Scores On The Doors - General Election 2011

Mar 02, 2011 09:27

And so it is finally over.

Those of you from foreign climes may be wondering how an election that took place on Friday was still being decided on Wednesday, which is a fair question, but it isn't anything like as bad as it seems. The vast majority of the seats were decided by Saturday night with only a handful going over into Sunday and only two races, two very, very close races, pushing on into this week. Barring future legal challenge, we now have the full make up of the 31st Dáil.

RTE have an excellent set of pages going into great detail on the whole thing here, but it breaks down like this:

Fine Gael: 76
Labour: 37
Fianna Fail: 20
Sinn Fein: 14
Others: 19

"Others" there covers a multitude, there's the Socialist Party, People Before Profit and others under the banner of the United Left Alliance, and there are a host of independents, more left than right, but more than there's been in a while. There's no reference to the Green Party due to their parliamentary wipe-out.

So FG have failed to get a majority and are currently deep in negotiations with Labour to form the government everyone has been expecting for a year.
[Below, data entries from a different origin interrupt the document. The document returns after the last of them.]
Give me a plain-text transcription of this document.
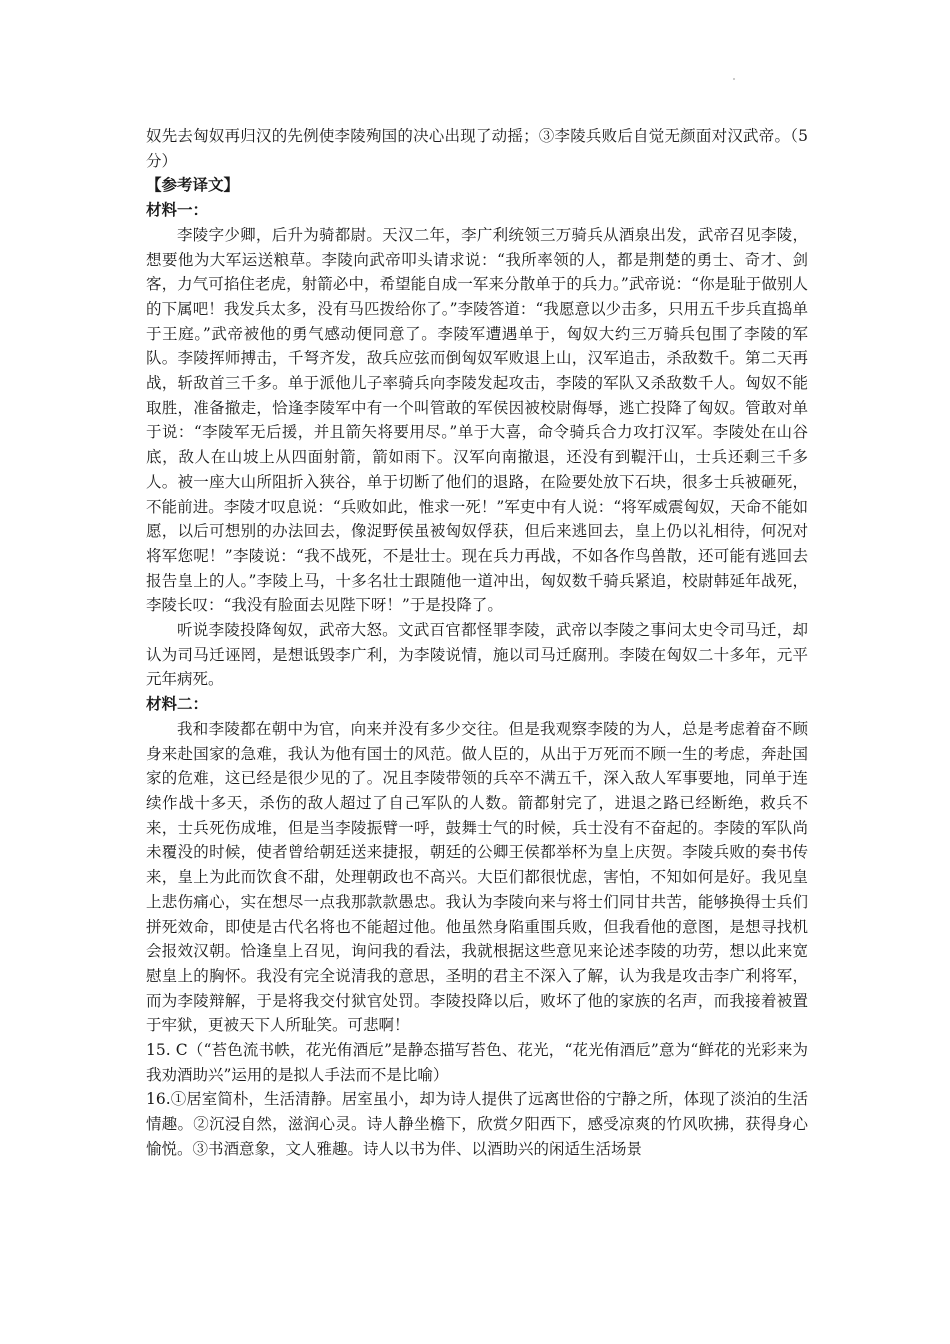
奴先去匈奴再归汉的先例使李陵殉国的决心出现了动摇；③李陵兵败后自觉无颜面对汉武帝。（5分）

【参考译文】

材料一：

李陵字少卿，后升为骑都尉。天汉二年，李广利统领三万骑兵从酒泉出发，武帝召见李陵，想要他为大军运送粮草。李陵向武帝叩头请求说：“我所率领的人，都是荆楚的勇士、奇才、剑客，力气可掐住老虎，射箭必中，希望能自成一军来分散单于的兵力。”武帝说：“你是耻于做别人的下属吧！我发兵太多，没有马匹拨给你了。”李陵答道：“我愿意以少击多，只用五千步兵直捣单于王庭。”武帝被他的勇气感动便同意了。李陵军遭遇单于，匈奴大约三万骑兵包围了李陵的军队。李陵挥师搏击，千弩齐发，敌兵应弦而倒匈奴军败退上山，汉军追击，杀敌数千。第二天再战，斩敌首三千多。单于派他儿子率骑兵向李陵发起攻击，李陵的军队又杀敌数千人。匈奴不能取胜，准备撤走，恰逢李陵军中有一个叫管敢的军侯因被校尉侮辱，逃亡投降了匈奴。管敢对单于说：“李陵军无后援，并且箭矢将要用尽。”单于大喜，命令骑兵合力攻打汉军。李陵处在山谷底，敌人在山坡上从四面射箭，箭如雨下。汉军向南撤退，还没有到鞮汗山，士兵还剩三千多人。被一座大山所阻折入狭谷，单于切断了他们的退路，在险要处放下石块，很多士兵被砸死，不能前进。李陵才叹息说：“兵败如此，惟求一死！”军吏中有人说：“将军威震匈奴，天命不能如愿，以后可想别的办法回去，像浞野侯虽被匈奴俘获，但后来逃回去，皇上仍以礼相待，何况对将军您呢！”李陵说：“我不战死，不是壮士。现在兵力再战，不如各作鸟兽散，还可能有逃回去报告皇上的人。”李陵上马，十多名壮士跟随他一道冲出，匈奴数千骑兵紧追，校尉韩延年战死，李陵长叹：“我没有脸面去见陛下呀！”于是投降了。

听说李陵投降匈奴，武帝大怒。文武百官都怪罪李陵，武帝以李陵之事问太史令司马迁，却认为司马迁诬罔，是想诋毁李广利，为李陵说情，施以司马迁腐刑。李陵在匈奴二十多年，元平元年病死。

材料二：

我和李陵都在朝中为官，向来并没有多少交往。但是我观察李陵的为人，总是考虑着奋不顾身来赴国家的急难，我认为他有国士的风范。做人臣的，从出于万死而不顾一生的考虑，奔赴国家的危难，这已经是很少见的了。况且李陵带领的兵卒不满五千，深入敌人军事要地，同单于连续作战十多天，杀伤的敌人超过了自己军队的人数。箭都射完了，进退之路已经断绝，救兵不来，士兵死伤成堆，但是当李陵振臂一呼，鼓舞士气的时候，兵士没有不奋起的。李陵的军队尚未覆没的时候，使者曾给朝廷送来捷报，朝廷的公卿王侯都举杯为皇上庆贺。李陵兵败的奏书传来，皇上为此而饮食不甜，处理朝政也不高兴。大臣们都很忧虑，害怕，不知如何是好。我见皇上悲伤痛心，实在想尽一点我那款款愚忠。我认为李陵向来与将士们同甘共苦，能够换得士兵们拼死效命，即使是古代名将也不能超过他。他虽然身陷重围兵败，但我看他的意图，是想寻找机会报效汉朝。恰逢皇上召见，询问我的看法，我就根据这些意见来论述李陵的功劳，想以此来宽慰皇上的胸怀。我没有完全说清我的意思，圣明的君主不深入了解，认为我是攻击李广利将军，而为李陵辩解，于是将我交付狱官处罚。李陵投降以后，败坏了他的家族的名声，而我接着被置于牢狱，更被天下人所耻笑。可悲啊！

15. C（“苔色流书帙，花光侑酒卮”是静态描写苔色、花光，“花光侑酒卮”意为“鲜花的光彩来为我劝酒助兴”运用的是拟人手法而不是比喻）

16.①居室简朴，生活清静。居室虽小，却为诗人提供了远离世俗的宁静之所，体现了淡泊的生活情趣。②沉浸自然，滋润心灵。诗人静坐檐下，欣赏夕阳西下，感受凉爽的竹风吹拂，获得身心愉悦。③书酒意象，文人雅趣。诗人以书为伴、以酒助兴的闲适生活场景
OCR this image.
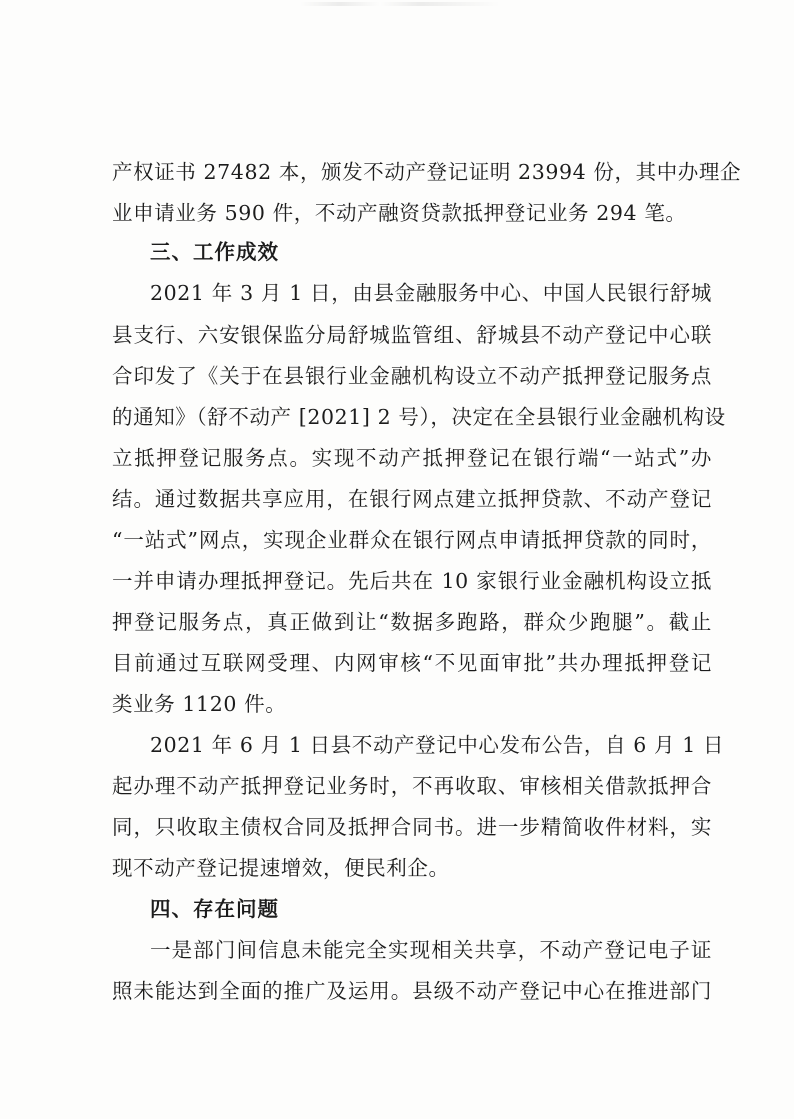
产权证书 27482 本，颁发不动产登记证明 23994 份，其中办理企
业申请业务 590 件，不动产融资贷款抵押登记业务 294 笔。
三、工作成效
2021 年 3 月 1 日，由县金融服务中心、中国人民银行舒城
县支行、六安银保监分局舒城监管组、舒城县不动产登记中心联
合印发了《关于在县银行业金融机构设立不动产抵押登记服务点
的通知》（舒不动产 [2021] 2 号），决定在全县银行业金融机构设
立抵押登记服务点。实现不动产抵押登记在银行端“一站式”办
结。通过数据共享应用，在银行网点建立抵押贷款、不动产登记
“一站式”网点，实现企业群众在银行网点申请抵押贷款的同时，
一并申请办理抵押登记。先后共在 10 家银行业金融机构设立抵
押登记服务点，真正做到让“数据多跑路，群众少跑腿”。截止
目前通过互联网受理、内网审核“不见面审批”共办理抵押登记
类业务 1120 件。
2021 年 6 月 1 日县不动产登记中心发布公告，自 6 月 1 日
起办理不动产抵押登记业务时，不再收取、审核相关借款抵押合
同，只收取主债权合同及抵押合同书。进一步精简收件材料，实
现不动产登记提速增效，便民利企。
四、存在问题
一是部门间信息未能完全实现相关共享，不动产登记电子证
照未能达到全面的推广及运用。县级不动产登记中心在推进部门
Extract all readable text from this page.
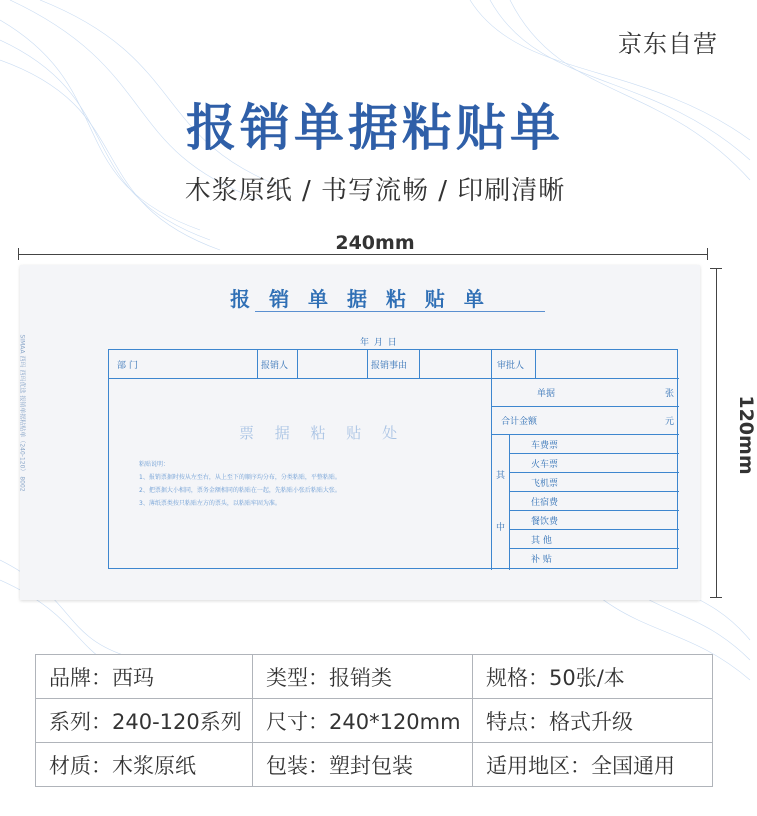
京东自营
报销单据粘贴单
木浆原纸 / 书写流畅 / 印刷清晰
240mm
120mm
报 销 单 据 粘 贴 单
年 月 日
SIMAA 西玛 西玛优选 报销单据粘贴单（240-120） 8002	部 门	报销人	报销事由	审批人
票 据 粘 贴 处
粘贴说明：
1、报销票据时按从左至右，从上至下的顺序均分布，分类粘贴，平整粘贴。
2、把票据大小相同，票务金额相同的粘贴在一起，先粘贴小张后粘贴大张。
3、薄纸票类按只粘贴左方的票头，以粘贴牢固为准。
单据	张
合计金额	元
其
中
车费票
火车票
飞机票
住宿费
餐饮费
其 他
补 贴
品牌：西玛	类型：报销类	规格：50张/本
系列：240-120系列	尺寸：240*120mm	特点：格式升级
材质：木浆原纸	包装：塑封包装	适用地区：全国通用
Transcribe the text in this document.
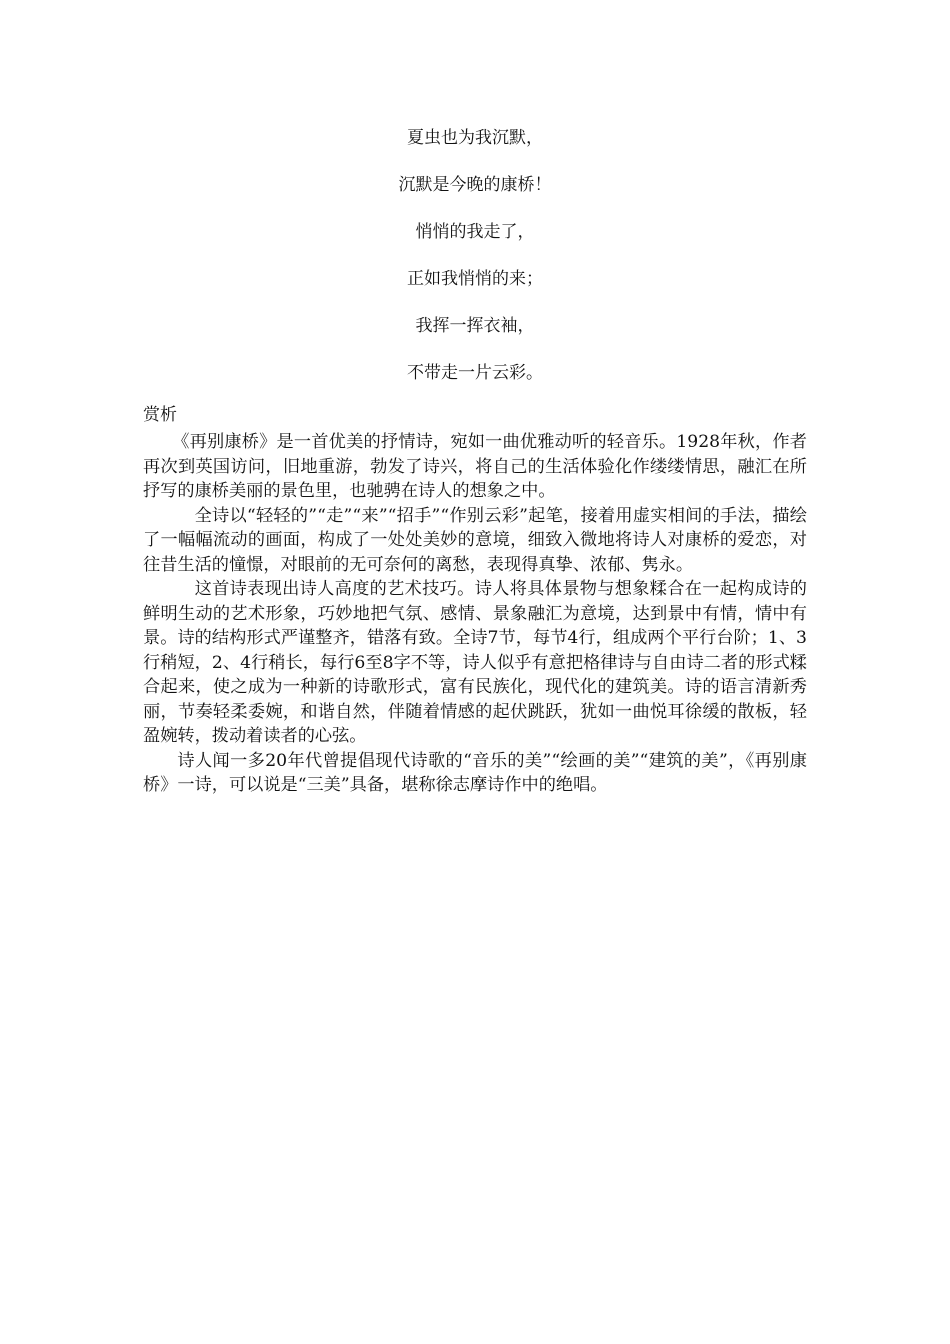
夏虫也为我沉默，
沉默是今晚的康桥！
悄悄的我走了，
正如我悄悄的来；
我挥一挥衣袖，
不带走一片云彩。
赏析

《再别康桥》是一首优美的抒情诗，宛如一曲优雅动听的轻音乐。1928年秋，作者再次到英国访问，旧地重游，勃发了诗兴，将自己的生活体验化作缕缕情思，融汇在所抒写的康桥美丽的景色里，也驰骋在诗人的想象之中。

全诗以“轻轻的”“走”“来”“招手”“作别云彩”起笔，接着用虚实相间的手法，描绘了一幅幅流动的画面，构成了一处处美妙的意境，细致入微地将诗人对康桥的爱恋，对往昔生活的憧憬，对眼前的无可奈何的离愁，表现得真挚、浓郁、隽永。

这首诗表现出诗人高度的艺术技巧。诗人将具体景物与想象糅合在一起构成诗的鲜明生动的艺术形象，巧妙地把气氛、感情、景象融汇为意境，达到景中有情，情中有景。诗的结构形式严谨整齐，错落有致。全诗7节，每节4行，组成两个平行台阶；1、3行稍短，2、4行稍长，每行6至8字不等，诗人似乎有意把格律诗与自由诗二者的形式糅合起来，使之成为一种新的诗歌形式，富有民族化，现代化的建筑美。诗的语言清新秀丽，节奏轻柔委婉，和谐自然，伴随着情感的起伏跳跃，犹如一曲悦耳徐缓的散板，轻盈婉转，拨动着读者的心弦。

诗人闻一多20年代曾提倡现代诗歌的“音乐的美”“绘画的美”“建筑的美”，《再别康桥》一诗，可以说是“三美”具备，堪称徐志摩诗作中的绝唱。
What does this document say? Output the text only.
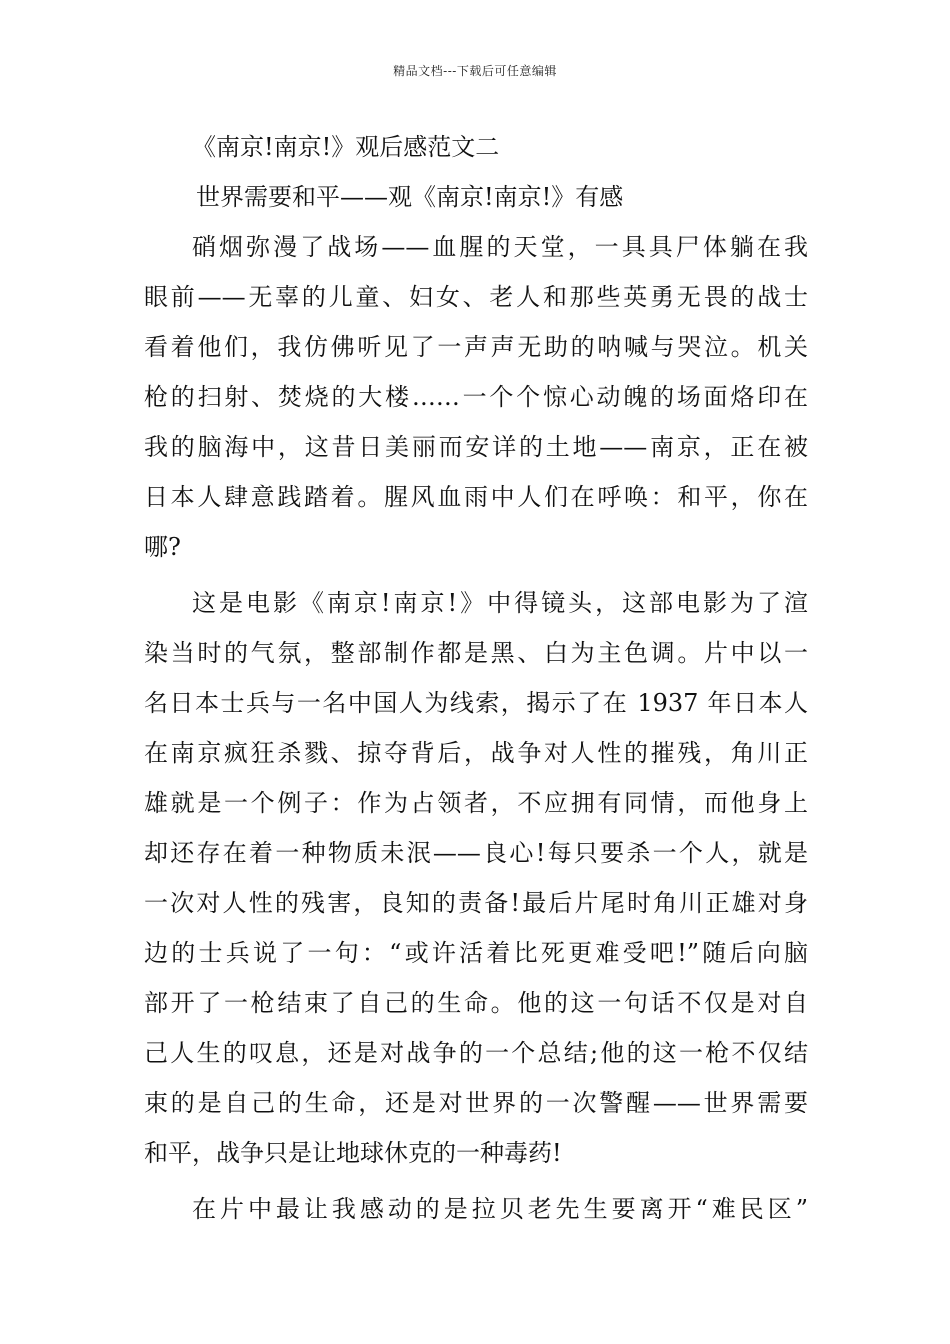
精品文档---下载后可任意编辑
《南京!南京!》观后感范文二
世界需要和平——观《南京!南京!》有感
硝烟弥漫了战场——血腥的天堂，一具具尸体躺在我
眼前——无辜的儿童、妇女、老人和那些英勇无畏的战士
看着他们，我仿佛听见了一声声无助的呐喊与哭泣。机关
枪的扫射、焚烧的大楼……一个个惊心动魄的场面烙印在
我的脑海中，这昔日美丽而安详的土地——南京，正在被
日本人肆意践踏着。腥风血雨中人们在呼唤：和平，你在
哪?
这是电影《南京!南京!》中得镜头，这部电影为了渲
染当时的气氛，整部制作都是黑、白为主色调。片中以一
名日本士兵与一名中国人为线索，揭示了在 1937 年日本人
在南京疯狂杀戮、掠夺背后，战争对人性的摧残，角川正
雄就是一个例子：作为占领者，不应拥有同情，而他身上
却还存在着一种物质未泯——良心!每只要杀一个人，就是
一次对人性的残害，良知的责备!最后片尾时角川正雄对身
边的士兵说了一句：“或许活着比死更难受吧!”随后向脑
部开了一枪结束了自己的生命。他的这一句话不仅是对自
己人生的叹息，还是对战争的一个总结;他的这一枪不仅结
束的是自己的生命，还是对世界的一次警醒——世界需要
和平，战争只是让地球休克的一种毒药!
在片中最让我感动的是拉贝老先生要离开“难民区”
There is much shouting to do before it's over, but I'd expect to see a Labour Táiniste along with maybe four other cabinet posts, leaving ten for FG, including, of course, the Taoiseach's chair for Enda.

The results pouring in on Saturday were, even with the expectations we'd set, shocking. FG were picking up seats everywhere, FF nowhere, and with the urban constituencies the fastest to count, Labour had an early surge. The biggest thing, as the count wore on, were the FF losses. The big names just kept on falling; Coughlan, Hanafin, C Lenihan, O'Rourke, Roche etc. etc. Only four of the remaining cabinet ministers (after the botched reshuffle in January) are left. It was also wonderful to see Cyprian Brady go in Dublin Central, but not as wonderful as Seán Haughey losing out in Dublin North Central. For the first time in over fifty years there is no Haughey in the Dáil, let the bells ring out.

Of course it isn't all good news. I obviously would have preferred a much larger number of Labour seats, but it's still a record and both of the candidates for whom my brother was working, Ruari Quinn & Kevin Humphreys were elected. But FG have a huge number of seats and they're a centre-right party, not my favourite sort. They have some really unpleasant people in there like Lucinda Creighton and I'm very, very worried that that change Enda went on about at length isn't, of course, any sort of change at all. But I'll give this proto-coalition a chance.

The Greens, well, they reaped what they sowed but I really hope, as I've said before, they go back to grassroots and rebuild.

The next few days will be just as interesting as the last few. Labour are having a special congress at the weekend to discuss going into coalition with FG. The 31st Dáil is due to meet for the first time this day week and by then everything needs to be in place.

But let us pause, in this time of discussion, as we hope FG & Labour can hammer out a plan they can both sign up to and that will be, above all, good for the country, let us pause and consider the electoral beating that FF have just taken and the fact that there is no member of the Haughey family in the Dáil. That, at least, is worth a smile.